A análise por faixa etária revelou desempenho superior entre adolescentes e adultos quando comparado às crianças avaliadas a partir dos dois anos de idade. Em razão dessa diferença, a Anvisa aprovou temporariamente o uso da Butantan-DV apenas para indivíduos de 12 a 59 anos. A agência considerou satisfatórios os dados de segurança em crianças, porém solicitou informações adicionais sobre a persistência da proteção antes de decidir pela ampliação da faixa etária.
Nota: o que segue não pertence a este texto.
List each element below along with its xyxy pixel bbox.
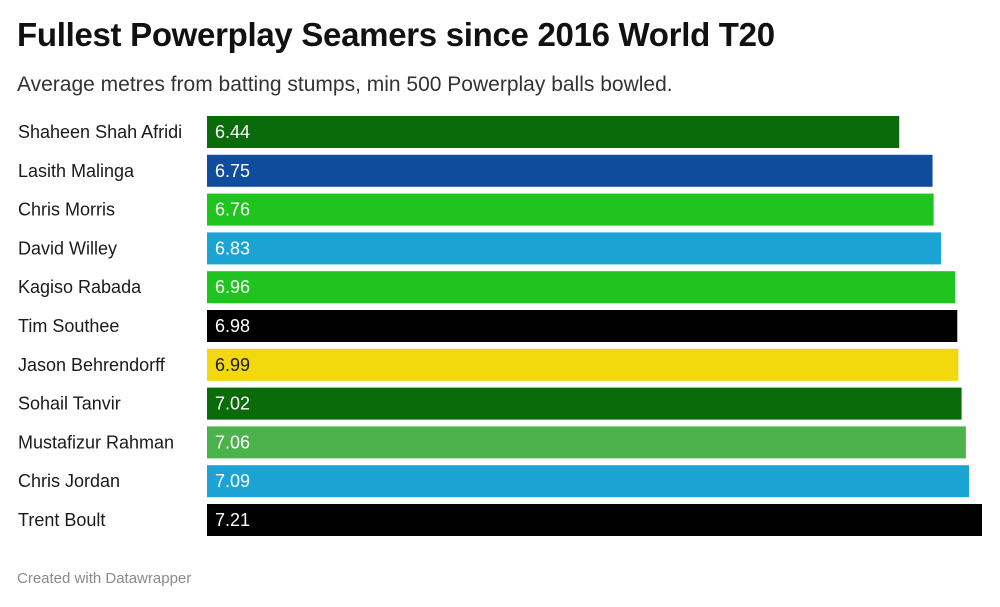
category-label: Jason Behrendorff	[18, 355, 166, 375]
bar-row: Chris Jordan 7.09	[18, 465, 970, 498]
value-label: 6.75	[215, 161, 250, 181]
bar	[207, 154, 933, 187]
bar-row: Chris Morris 6.76	[18, 193, 934, 226]
bar-row: Mustafizur Rahman 7.06	[18, 426, 966, 459]
category-label: Lasith Malinga	[18, 161, 135, 181]
value-label: 7.09	[215, 471, 250, 491]
value-label: 6.96	[215, 277, 250, 297]
bar	[207, 116, 900, 148]
chart-subtitle: Average metres from batting stumps, min …	[17, 73, 673, 96]
bar	[207, 465, 970, 498]
value-label: 6.76	[215, 200, 250, 220]
bar	[207, 232, 942, 265]
bar-row: Shaheen Shah Afridi 6.44	[18, 116, 900, 148]
bar	[207, 504, 982, 536]
value-label: 6.98	[215, 316, 250, 336]
value-label: 6.83	[215, 238, 250, 258]
bar-row: Jason Behrendorff 6.99	[18, 348, 959, 381]
bar	[207, 387, 962, 420]
bar-row: David Willey 6.83	[18, 232, 942, 265]
value-label: 7.02	[215, 394, 250, 414]
category-label: David Willey	[18, 238, 117, 258]
bar	[207, 310, 958, 342]
category-label: Chris Morris	[18, 200, 115, 220]
bar-row: Tim Southee 6.98	[18, 310, 958, 342]
category-label: Kagiso Rabada	[18, 277, 142, 297]
value-label: 6.99	[215, 355, 250, 375]
value-label: 7.21	[215, 510, 250, 530]
bar	[207, 193, 934, 226]
bar	[207, 348, 959, 381]
value-label: 7.06	[215, 432, 250, 452]
chart-title: Fullest Powerplay Seamers since 2016 Wor…	[17, 16, 775, 53]
bar-chart: Shaheen Shah Afridi 6.44 Lasith Malinga 6.7…	[18, 116, 982, 536]
bar-row: Lasith Malinga 6.75	[18, 154, 933, 187]
bar-row: Sohail Tanvir 7.02	[18, 387, 962, 420]
bar	[207, 426, 966, 459]
category-label: Shaheen Shah Afridi	[18, 122, 182, 142]
category-label: Trent Boult	[18, 510, 105, 530]
category-label: Tim Southee	[18, 316, 119, 336]
category-label: Sohail Tanvir	[18, 394, 121, 414]
datawrapper-credit: Created with Datawrapper	[17, 570, 192, 587]
bar-row: Trent Boult 7.21	[18, 504, 982, 536]
category-label: Chris Jordan	[18, 471, 120, 491]
bar-row: Kagiso Rabada 6.96	[18, 271, 956, 304]
category-label: Mustafizur Rahman	[18, 432, 174, 452]
bar	[207, 271, 956, 304]
value-label: 6.44	[215, 122, 250, 142]
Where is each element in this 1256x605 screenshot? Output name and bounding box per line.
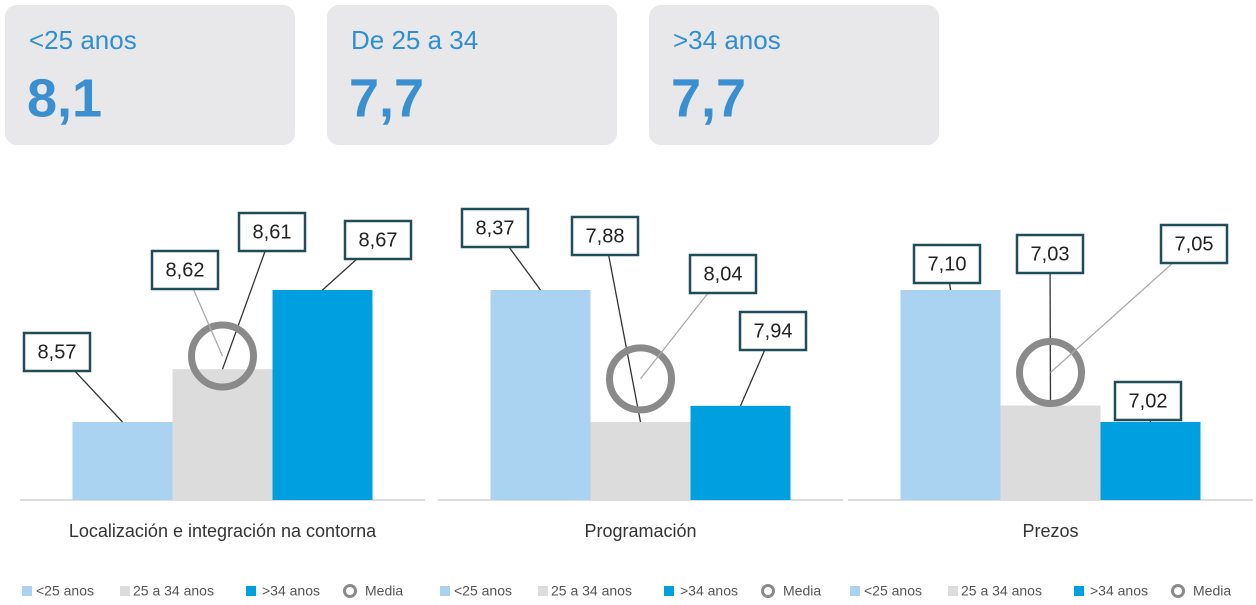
value-label: 7,94	[754, 320, 793, 342]
media-marker	[1016, 338, 1085, 407]
bar	[1100, 422, 1201, 500]
legend-swatch	[246, 586, 256, 596]
bar	[72, 422, 173, 500]
value-label-box	[1113, 380, 1183, 422]
bar	[172, 369, 273, 500]
bar	[900, 290, 1001, 500]
value-label: 8,62	[166, 259, 205, 281]
value-label: 8,37	[476, 217, 515, 239]
legend-label: >34 anos	[262, 583, 320, 599]
value-label: 8,57	[38, 341, 77, 363]
value-label-box	[22, 331, 92, 373]
legend-swatch	[1074, 586, 1084, 596]
value-label: 7,05	[1175, 233, 1214, 255]
legend-label: >34 anos	[1090, 583, 1148, 599]
category-label: Prezos	[1022, 521, 1078, 541]
legend-swatch	[120, 586, 130, 596]
legend-swatch	[440, 586, 450, 596]
value-label-box	[1159, 223, 1229, 265]
legend-swatch	[538, 586, 548, 596]
kpi-card	[5, 5, 295, 145]
value-label-box	[237, 211, 307, 253]
media-marker	[188, 321, 257, 391]
kpi-label: <25 anos	[29, 25, 137, 55]
leader-line	[604, 235, 642, 423]
legend-label: >34 anos	[680, 583, 738, 599]
kpi-value: 7,7	[349, 68, 424, 128]
legend-swatch	[22, 586, 32, 596]
value-label-box	[150, 249, 220, 291]
value-label-box	[912, 243, 982, 285]
category-label: Localización e integración na contorna	[69, 521, 377, 541]
bar	[490, 290, 591, 500]
bar	[272, 290, 373, 500]
legend-marker	[1171, 584, 1185, 598]
value-label: 7,10	[928, 253, 967, 275]
value-label: 8,04	[704, 263, 743, 285]
legend-label: <25 anos	[454, 583, 512, 599]
value-label-box	[1015, 233, 1085, 275]
legend-swatch	[850, 586, 860, 596]
value-label-box	[688, 253, 758, 295]
kpi-value: 7,7	[671, 68, 746, 128]
legend-label: 25 a 34 anos	[961, 583, 1042, 599]
legend-swatch	[948, 586, 958, 596]
leader-line	[1049, 253, 1052, 406]
bar	[1000, 405, 1101, 500]
value-label: 7,02	[1129, 390, 1168, 412]
bar	[690, 405, 791, 500]
legend-label: Media	[365, 583, 403, 599]
leader-line	[1050, 243, 1195, 373]
category-label: Programación	[584, 521, 696, 541]
kpi-card	[327, 5, 617, 145]
media-marker	[606, 344, 675, 414]
value-label-box	[460, 207, 530, 249]
value-label: 7,03	[1031, 243, 1070, 265]
value-label-box	[570, 215, 640, 257]
kpi-label: De 25 a 34	[351, 25, 478, 55]
kpi-card	[649, 5, 939, 145]
kpi-label: >34 anos	[673, 25, 781, 55]
leader-line	[221, 231, 273, 370]
kpi-value: 8,1	[27, 68, 102, 128]
legend-label: <25 anos	[36, 583, 94, 599]
legend-marker	[761, 584, 775, 598]
value-label-box	[343, 219, 413, 261]
legend-label: Media	[1193, 583, 1231, 599]
legend-marker	[343, 584, 357, 598]
value-label: 7,88	[586, 225, 625, 247]
legend-label: <25 anos	[864, 583, 922, 599]
legend-swatch	[664, 586, 674, 596]
value-label: 8,61	[253, 221, 292, 243]
value-label: 8,67	[359, 229, 398, 251]
legend-label: 25 a 34 anos	[551, 583, 632, 599]
bar	[590, 422, 691, 500]
legend-label: 25 a 34 anos	[133, 583, 214, 599]
legend-label: Media	[783, 583, 821, 599]
value-label-box	[738, 310, 808, 352]
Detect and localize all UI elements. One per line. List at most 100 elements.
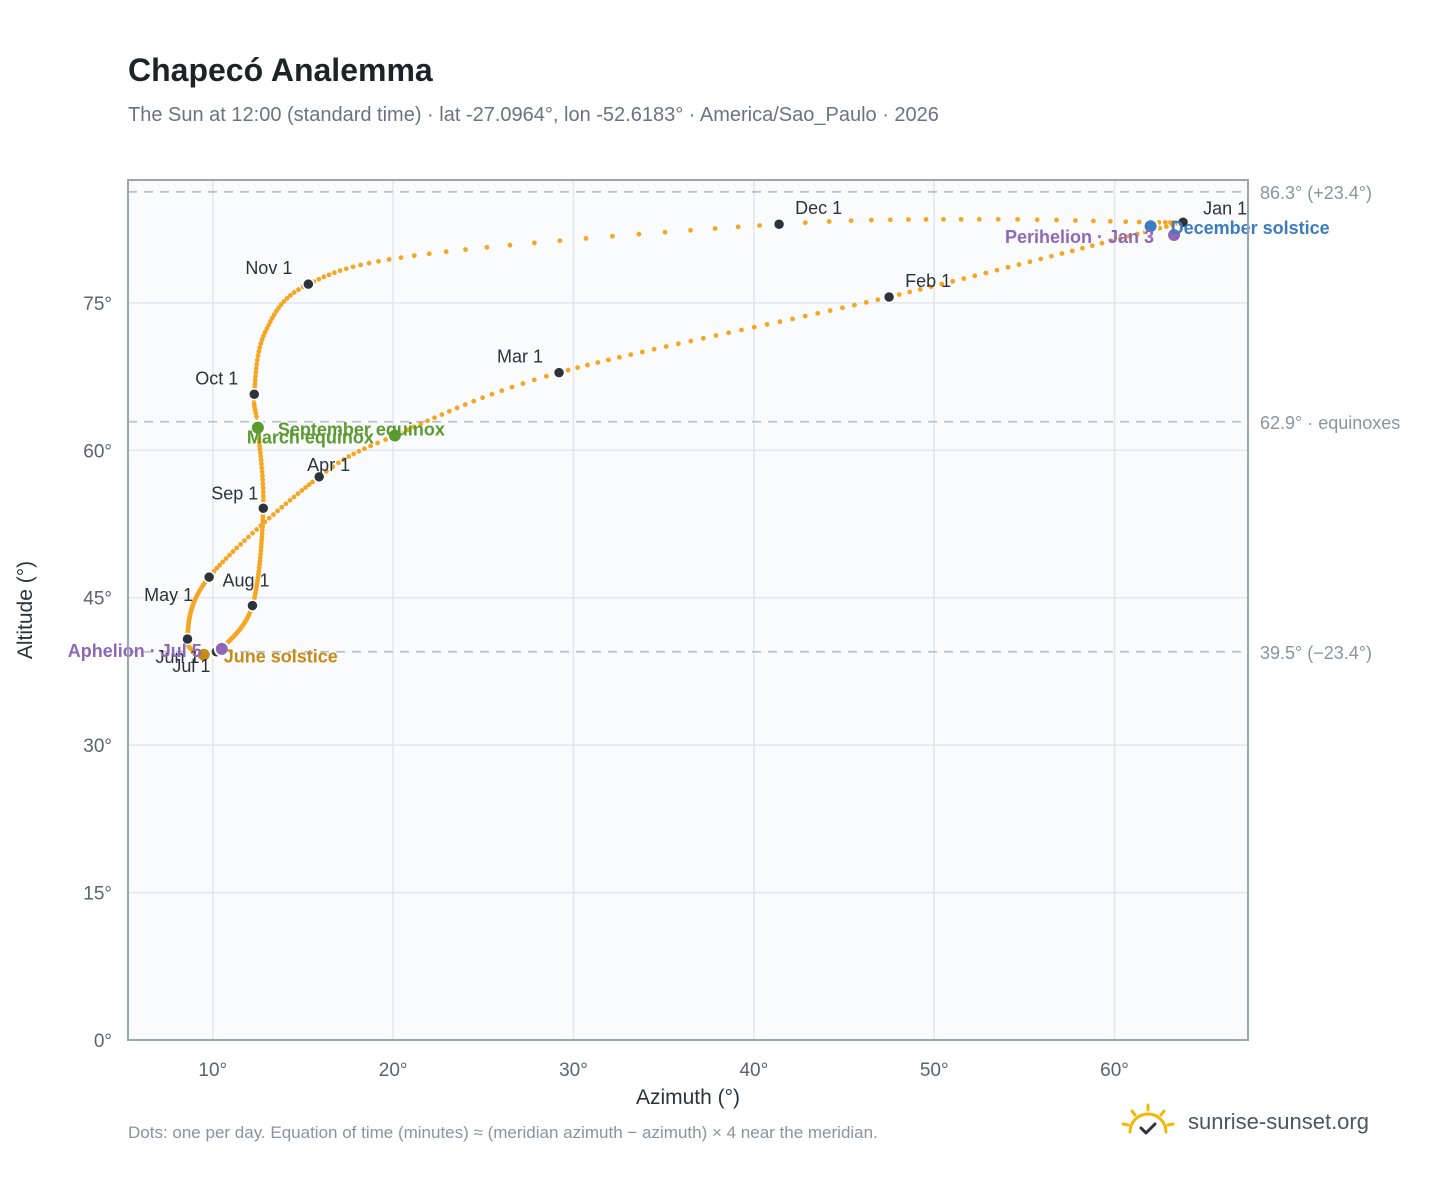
month-marker-label: Nov 1 [245, 258, 292, 278]
reference-line-label: 86.3° (+23.4°) [1260, 183, 1372, 203]
month-marker-label: May 1 [144, 585, 193, 605]
x-tick-label: 40° [739, 1060, 768, 1081]
day-dot [1054, 217, 1059, 223]
day-dot [350, 264, 356, 270]
plot-frame [127, 179, 1249, 1041]
day-dot [230, 549, 236, 554]
month-marker-label: Feb 1 [905, 271, 951, 291]
y-tick-label: 45° [83, 589, 112, 610]
event-label: Perihelion · Jan 3 [1005, 227, 1154, 247]
event-marker [195, 646, 212, 663]
x-tick-label: 20° [379, 1060, 408, 1081]
day-dot [343, 266, 349, 272]
day-dot [346, 454, 352, 459]
day-dot [287, 497, 293, 503]
day-dot [983, 270, 989, 276]
day-dot [246, 534, 251, 540]
day-dot [1038, 256, 1044, 262]
month-marker-label: Jul 1 [172, 656, 210, 676]
day-dot [234, 545, 240, 551]
day-dot [258, 548, 264, 554]
day-dot [826, 219, 832, 224]
y-tick-label: 0° [94, 1031, 112, 1052]
day-dot [279, 504, 285, 510]
day-dot [351, 451, 357, 457]
day-dot [306, 482, 312, 488]
day-dot [418, 421, 424, 427]
day-dot [1134, 231, 1140, 237]
day-dot [264, 326, 270, 332]
day-dot [1015, 217, 1021, 222]
day-dot [238, 541, 243, 547]
x-tick-label: 50° [920, 1060, 949, 1081]
day-dot [651, 346, 657, 352]
day-dot [375, 440, 380, 446]
brand[interactable]: sunrise-sunset.org [1120, 1102, 1369, 1142]
day-dot [575, 365, 580, 371]
day-dot [258, 341, 264, 346]
month-marker [882, 290, 896, 304]
day-dot [259, 469, 265, 475]
day-dot [688, 338, 694, 344]
day-dot [907, 289, 913, 295]
chart-title: Chapecó Analemma [128, 52, 433, 88]
day-dot [906, 217, 911, 222]
day-dot [260, 485, 266, 491]
day-dot [941, 217, 946, 222]
reference-line-label: 39.5° (−23.4°) [1260, 643, 1372, 663]
event-marker [1142, 218, 1159, 235]
month-marker [247, 388, 261, 401]
day-dot [288, 292, 293, 298]
day-dot [259, 461, 264, 467]
day-dot [257, 450, 263, 456]
day-dot [260, 481, 266, 487]
day-dot [1059, 251, 1065, 256]
day-dot [1108, 238, 1114, 244]
day-dot [509, 384, 515, 390]
day-dot [291, 290, 297, 295]
day-dot [543, 373, 549, 379]
day-dot [995, 216, 1001, 222]
day-dot [291, 494, 297, 500]
day-dot [254, 357, 260, 363]
day-dot [1016, 262, 1022, 267]
day-dot [368, 443, 373, 449]
day-dot [296, 287, 301, 293]
day-dot [1126, 233, 1132, 239]
y-tick-label: 60° [83, 441, 112, 462]
event-marker [213, 640, 230, 657]
day-dot [712, 226, 718, 231]
day-dot [257, 555, 263, 560]
day-dot [411, 253, 417, 259]
day-dot [815, 310, 821, 316]
day-dot [253, 374, 258, 379]
day-dot [242, 538, 247, 544]
x-tick-label: 30° [559, 1060, 588, 1081]
sun-logo-icon [1121, 1103, 1175, 1135]
day-dot [366, 260, 372, 266]
day-dot [1073, 218, 1078, 223]
day-dot [1167, 220, 1173, 225]
day-dot [251, 401, 257, 406]
event-label: September equinox [278, 420, 445, 440]
day-dot [480, 395, 486, 401]
reference-line-label: 62.9° · equinoxes [1260, 413, 1400, 433]
month-marker-label: Sep 1 [211, 483, 258, 503]
day-dot [739, 327, 744, 333]
chart-subtitle: The Sun at 12:00 (standard time) · lat -… [128, 104, 939, 126]
day-dot [284, 296, 290, 301]
day-dot [489, 391, 495, 397]
day-dot [266, 515, 272, 521]
day-dot [928, 284, 934, 290]
day-dot [595, 360, 601, 365]
event-marker [1166, 227, 1183, 244]
day-dot [1117, 236, 1123, 241]
day-dot [887, 217, 893, 223]
plot-background [128, 180, 1248, 1040]
day-dot [1089, 243, 1095, 249]
day-dot [253, 366, 259, 371]
day-dot [254, 414, 259, 420]
day-dot [713, 333, 719, 338]
day-dot [688, 227, 693, 233]
day-dot [299, 488, 305, 493]
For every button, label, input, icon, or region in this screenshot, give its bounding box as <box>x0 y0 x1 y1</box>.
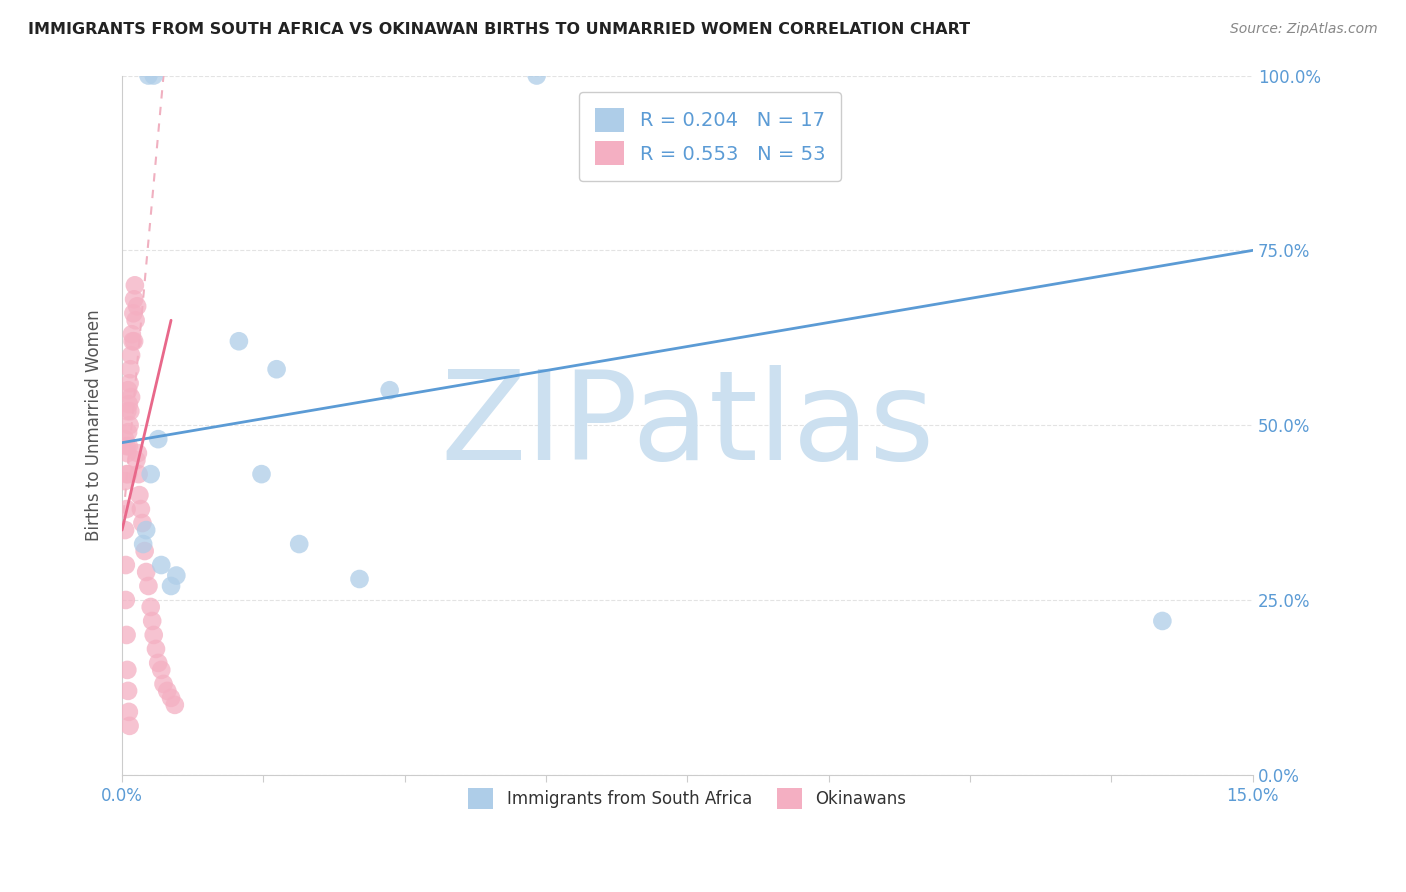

Para atender à exigência, o Butantan prepara um estudo complementar em parceria com a agência reguladora. O objetivo é determinar se crianças precisam de dose de reforço em prazo mais curto ou se a eficácia se estabiliza ao longo do tempo, como observado nos adultos. O novo protocolo deverá acompanhar o público pediátrico durante um ano, período após o qual os resultados serão comparados aos registros já obtidos.
O instituto também iniciou um ensaio clínico voltado a idosos. A investigação avalia a capacidade de resposta imunológica nesse grupo, cujo sistema de defesa apresenta alterações naturais decorrentes do envelhecimento. A coleta de dados será concluída em 2025. Caso confirmada a eficácia, o laboratório solicitará à Anvisa a inclusão de pessoas acima de 60 anos no esquema de vacinação.
Para a Sociedade Brasileira de Imunizações (SBIM), a expansão para a faixa etária idosa é estratégica, já que as maiores taxas de mortalidade por dengue ocorrem nesse segmento da população. O diretor da entidade, Juarez Cunha, destaca ainda que a pesquisa de longo prazo aponta perfil de segurança favorável, requisito fundamental para qualquer produto a ser utilizado em larga escala.
Além de confirmar a efetividade, o trabalho publicado na Nature Medicine não identificou preocupações de segurança a longo prazo. Eventos adversos ocorreram em proporções semelhantes entre vacinados e não vacinados e, na maioria dos casos, foram leves ou moderados. Não foram registrados óbitos relacionados ao imunizante nem episódios de agravamento da doença após a imunização.
A produção da Butantan-DV é totalmente nacional, o que, na avaliação da SBIM, reduz a dependência de importações e fortalece a capacidade de resposta do país a surtos de dengue. O Instituto Butantan prioriza o fornecimento ao Sistema Único de Saúde (SUS), mas planeja negociar exportações para outros países da América Latina assim que a demanda interna estiver suprida, contribuindo para o controle regional da doença.
Diante da sazonalidade da dengue e da circulação simultânea dos quatro sorotipos do vírus em território brasileiro, o Ministério da Saúde considera a inclusão da Butantan-DV no calendário nacional, ainda sem data definida. A decisão dependerá do cronograma de produção, da avaliação de custo-benefício e do andamento dos estudos adicionais em crianças e idosos.